Even for a smartly stupid-funny commercial comedy, "21 Jump Street" doesn't feel the need to dumb down its characters. There's a dollop of sweetness that never takes a 180 into lesson-learning nonsense. Though Jenko is a bit of a dummy in the early scenes, he's made a good friendship with Schmidt and holds his loyalty to him. As Schmidt gets a do-over to be cool and popular, fraternizing with Eric and his crowd, Jenko gets tight with the nerds and realizes that being "cool" wasn't all that it was cracked up to be. Near the end of both cops' undercover mission, their "lesson" is revealed during a well-edited action sequence that, in a less smart film, would've just been played out in an after-school special fashion.

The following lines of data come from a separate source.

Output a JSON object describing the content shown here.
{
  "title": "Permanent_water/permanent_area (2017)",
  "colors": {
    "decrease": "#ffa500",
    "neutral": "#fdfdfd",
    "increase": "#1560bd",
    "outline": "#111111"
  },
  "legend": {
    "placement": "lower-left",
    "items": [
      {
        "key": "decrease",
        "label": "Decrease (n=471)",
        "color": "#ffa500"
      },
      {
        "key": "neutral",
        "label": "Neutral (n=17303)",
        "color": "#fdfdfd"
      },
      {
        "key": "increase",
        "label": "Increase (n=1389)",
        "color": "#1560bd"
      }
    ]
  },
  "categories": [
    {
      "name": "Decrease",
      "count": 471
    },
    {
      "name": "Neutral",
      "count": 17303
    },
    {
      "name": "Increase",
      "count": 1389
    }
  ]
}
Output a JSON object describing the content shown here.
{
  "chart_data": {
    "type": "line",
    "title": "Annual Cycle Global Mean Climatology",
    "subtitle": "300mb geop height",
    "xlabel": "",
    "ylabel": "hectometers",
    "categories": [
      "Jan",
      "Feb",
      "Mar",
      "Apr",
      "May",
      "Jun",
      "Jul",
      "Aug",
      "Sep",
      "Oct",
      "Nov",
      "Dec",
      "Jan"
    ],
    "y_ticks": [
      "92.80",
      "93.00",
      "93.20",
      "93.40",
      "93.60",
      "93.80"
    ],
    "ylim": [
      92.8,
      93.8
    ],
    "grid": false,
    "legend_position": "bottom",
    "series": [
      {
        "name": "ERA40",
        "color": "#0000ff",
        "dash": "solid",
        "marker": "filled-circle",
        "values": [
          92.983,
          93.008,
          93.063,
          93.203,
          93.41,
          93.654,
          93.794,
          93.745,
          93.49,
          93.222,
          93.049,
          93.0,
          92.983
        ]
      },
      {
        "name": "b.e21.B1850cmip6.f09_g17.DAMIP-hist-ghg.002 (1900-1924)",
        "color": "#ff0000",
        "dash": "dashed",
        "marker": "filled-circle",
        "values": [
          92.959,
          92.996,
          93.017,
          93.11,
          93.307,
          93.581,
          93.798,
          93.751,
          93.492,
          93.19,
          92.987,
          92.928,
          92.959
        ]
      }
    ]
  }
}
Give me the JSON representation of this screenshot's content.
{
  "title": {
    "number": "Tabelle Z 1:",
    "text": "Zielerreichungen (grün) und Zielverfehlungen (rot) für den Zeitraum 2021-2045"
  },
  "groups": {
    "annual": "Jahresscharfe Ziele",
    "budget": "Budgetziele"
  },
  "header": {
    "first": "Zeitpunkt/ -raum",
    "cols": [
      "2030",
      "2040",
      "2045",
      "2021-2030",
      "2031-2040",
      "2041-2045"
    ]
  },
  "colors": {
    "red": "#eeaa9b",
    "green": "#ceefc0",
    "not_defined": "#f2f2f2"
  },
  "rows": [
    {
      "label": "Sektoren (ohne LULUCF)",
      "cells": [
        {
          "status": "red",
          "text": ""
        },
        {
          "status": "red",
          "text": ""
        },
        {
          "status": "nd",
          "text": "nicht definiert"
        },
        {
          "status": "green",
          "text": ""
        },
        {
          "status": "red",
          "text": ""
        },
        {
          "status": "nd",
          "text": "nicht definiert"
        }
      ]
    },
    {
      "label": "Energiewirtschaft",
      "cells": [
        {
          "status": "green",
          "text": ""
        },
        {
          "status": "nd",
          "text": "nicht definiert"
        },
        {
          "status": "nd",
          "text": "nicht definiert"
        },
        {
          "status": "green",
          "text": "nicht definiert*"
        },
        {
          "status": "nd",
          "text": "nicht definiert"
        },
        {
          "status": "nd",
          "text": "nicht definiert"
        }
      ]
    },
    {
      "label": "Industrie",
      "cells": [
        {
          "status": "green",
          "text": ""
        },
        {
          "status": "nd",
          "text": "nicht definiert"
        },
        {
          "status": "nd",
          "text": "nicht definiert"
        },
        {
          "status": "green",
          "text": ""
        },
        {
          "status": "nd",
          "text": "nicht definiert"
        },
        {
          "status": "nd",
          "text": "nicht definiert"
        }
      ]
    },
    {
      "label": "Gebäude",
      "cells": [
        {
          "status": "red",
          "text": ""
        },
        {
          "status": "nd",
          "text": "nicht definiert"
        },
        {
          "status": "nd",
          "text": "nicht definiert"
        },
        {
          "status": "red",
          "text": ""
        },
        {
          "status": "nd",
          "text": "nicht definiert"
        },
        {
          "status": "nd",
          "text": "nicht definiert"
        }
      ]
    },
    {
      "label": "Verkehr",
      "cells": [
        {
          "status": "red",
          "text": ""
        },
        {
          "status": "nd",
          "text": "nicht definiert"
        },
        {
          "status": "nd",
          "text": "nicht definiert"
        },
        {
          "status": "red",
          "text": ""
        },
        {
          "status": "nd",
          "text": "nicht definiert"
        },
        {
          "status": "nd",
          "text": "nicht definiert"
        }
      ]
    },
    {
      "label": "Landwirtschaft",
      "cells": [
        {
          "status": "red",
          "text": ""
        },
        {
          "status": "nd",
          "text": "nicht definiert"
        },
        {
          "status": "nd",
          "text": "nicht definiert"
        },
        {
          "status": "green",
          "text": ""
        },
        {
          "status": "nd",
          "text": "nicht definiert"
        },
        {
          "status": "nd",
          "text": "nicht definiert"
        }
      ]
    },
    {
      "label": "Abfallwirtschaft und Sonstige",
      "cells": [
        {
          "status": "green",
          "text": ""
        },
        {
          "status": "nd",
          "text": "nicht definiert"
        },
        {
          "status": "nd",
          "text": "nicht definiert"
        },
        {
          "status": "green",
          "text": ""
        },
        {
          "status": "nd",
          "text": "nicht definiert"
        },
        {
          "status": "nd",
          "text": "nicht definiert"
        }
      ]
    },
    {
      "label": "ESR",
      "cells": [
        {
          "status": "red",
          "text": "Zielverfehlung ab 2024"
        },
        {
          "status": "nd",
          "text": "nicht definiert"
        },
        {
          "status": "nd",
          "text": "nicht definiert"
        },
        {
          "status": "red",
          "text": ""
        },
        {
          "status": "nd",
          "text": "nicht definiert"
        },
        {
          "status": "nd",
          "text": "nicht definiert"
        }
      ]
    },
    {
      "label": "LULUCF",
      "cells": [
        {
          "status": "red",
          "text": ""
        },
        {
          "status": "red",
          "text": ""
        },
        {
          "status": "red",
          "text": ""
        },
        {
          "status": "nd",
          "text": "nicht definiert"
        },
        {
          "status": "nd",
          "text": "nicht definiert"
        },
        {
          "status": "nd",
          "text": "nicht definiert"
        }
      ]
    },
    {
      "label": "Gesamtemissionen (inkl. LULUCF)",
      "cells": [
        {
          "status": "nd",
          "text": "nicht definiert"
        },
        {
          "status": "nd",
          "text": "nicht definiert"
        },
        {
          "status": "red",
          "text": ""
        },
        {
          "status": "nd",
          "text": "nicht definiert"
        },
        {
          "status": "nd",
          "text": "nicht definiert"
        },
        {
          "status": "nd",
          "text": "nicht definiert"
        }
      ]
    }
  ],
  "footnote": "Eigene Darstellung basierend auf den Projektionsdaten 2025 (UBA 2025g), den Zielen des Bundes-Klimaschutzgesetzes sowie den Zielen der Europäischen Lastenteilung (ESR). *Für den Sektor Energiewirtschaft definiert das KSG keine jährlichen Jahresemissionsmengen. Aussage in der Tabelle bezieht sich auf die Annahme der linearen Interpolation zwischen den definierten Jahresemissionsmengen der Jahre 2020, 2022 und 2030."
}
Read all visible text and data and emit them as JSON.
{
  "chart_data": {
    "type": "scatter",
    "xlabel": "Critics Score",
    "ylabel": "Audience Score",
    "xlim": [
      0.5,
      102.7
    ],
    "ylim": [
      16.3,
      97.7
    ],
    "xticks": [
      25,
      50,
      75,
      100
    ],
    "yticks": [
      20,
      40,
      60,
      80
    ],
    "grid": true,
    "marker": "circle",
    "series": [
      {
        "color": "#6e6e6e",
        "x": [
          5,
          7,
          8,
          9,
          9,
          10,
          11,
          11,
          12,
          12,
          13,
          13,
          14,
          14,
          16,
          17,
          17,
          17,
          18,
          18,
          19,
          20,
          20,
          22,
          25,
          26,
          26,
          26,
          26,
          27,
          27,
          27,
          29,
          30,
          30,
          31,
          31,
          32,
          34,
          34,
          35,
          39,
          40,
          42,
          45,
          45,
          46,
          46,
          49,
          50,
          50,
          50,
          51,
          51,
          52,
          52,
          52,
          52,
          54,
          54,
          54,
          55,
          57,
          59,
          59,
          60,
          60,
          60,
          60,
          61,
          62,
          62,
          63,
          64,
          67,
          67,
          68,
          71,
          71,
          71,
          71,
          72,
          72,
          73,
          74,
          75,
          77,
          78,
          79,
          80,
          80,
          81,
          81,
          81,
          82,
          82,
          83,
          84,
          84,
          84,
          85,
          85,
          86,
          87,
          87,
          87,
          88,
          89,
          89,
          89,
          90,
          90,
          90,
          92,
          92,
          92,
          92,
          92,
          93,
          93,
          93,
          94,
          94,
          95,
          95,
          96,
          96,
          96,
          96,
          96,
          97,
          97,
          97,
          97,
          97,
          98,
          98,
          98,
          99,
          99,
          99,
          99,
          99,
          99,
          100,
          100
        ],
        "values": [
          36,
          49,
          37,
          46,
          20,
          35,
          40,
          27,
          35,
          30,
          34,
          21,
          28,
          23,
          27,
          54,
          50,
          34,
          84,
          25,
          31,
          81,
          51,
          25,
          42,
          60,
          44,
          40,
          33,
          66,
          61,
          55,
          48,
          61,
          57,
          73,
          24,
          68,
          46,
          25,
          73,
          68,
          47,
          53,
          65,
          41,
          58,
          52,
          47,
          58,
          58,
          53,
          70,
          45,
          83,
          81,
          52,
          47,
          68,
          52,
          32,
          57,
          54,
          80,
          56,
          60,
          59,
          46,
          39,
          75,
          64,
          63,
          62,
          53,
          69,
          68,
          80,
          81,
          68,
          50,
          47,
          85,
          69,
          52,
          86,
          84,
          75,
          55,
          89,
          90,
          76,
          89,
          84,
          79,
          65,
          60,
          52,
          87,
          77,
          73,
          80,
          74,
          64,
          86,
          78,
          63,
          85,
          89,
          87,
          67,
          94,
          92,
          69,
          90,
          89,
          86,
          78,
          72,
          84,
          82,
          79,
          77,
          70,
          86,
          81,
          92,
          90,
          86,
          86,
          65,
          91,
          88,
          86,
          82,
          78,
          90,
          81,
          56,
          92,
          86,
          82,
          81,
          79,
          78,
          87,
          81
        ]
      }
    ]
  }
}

In his first physically slimmed-down role, Hill surely hasn't lost his comic delivery and timing. He can nail a line with merely a deadpan stare. As Schmidt, he gains the confidence that he didn't have as a high school senior, so it's easy to root for him. Not since Michael Cera in "Superbad" has Hill found a better foil than, as it turns out, Tatum. As a hunky former model-turned-actor who has headlined action movies and sappy romances, Tatum is the biggest comedic surprise here. In last year's Vince Vaughn/Kevin James comedy muddle "The Dilemma," the actor showed promise for comedy and now he really proves it. He's not only good-looking but loose, and he has a sense of humor about himself and takes chances. Who knew the kid had it in him? In supporting roles, cute rising star Brie Larson (Showtime's "The United State of Tara") brings much more to her role as "The Girl," playing Molly (Schmidt's love interest) with a smart-ass coolness and sweetness. As Eric, Franco (James' brother) has charisma and wicked swagger, and achieves more interestingly odd touches than any other vapid actor could. Perhaps it's in his genes.
A great screen comedy is hard to come by (last year's "Bridesmaids" coming pretty damn close), so this one isn't without its bumps in the road. As payoffs of certain subplots go, the circle of science geeks (that Jenko befriends and later help him and Schmidt bug the final drug deal in the hotel room at the prom) is later forgotten about. We don't really need a scene with them realizing Jenko, or "Brad" in their eyes, is really a cop, but it might've been handled with a smoother payoff. Also, it's set up that Jenko's cheerful chemistry teacher, Miss Griggs (the adorably funny Ellie Kemper), gets flustered around her hard-bodied peer and secretly wants him, but there's no real satisfying landing to that joke either. Remember, these are just small oversights. Otherwise, the sight gags and side-splitting quips come at a lightning speed, even when they're peppered with male-genitalia jokes that feel more organic than just crass for crassness' sake. It may be early in the year still, but "21 Jump Street" takes a high rank in the comedy field. Can I oversell this riot any more?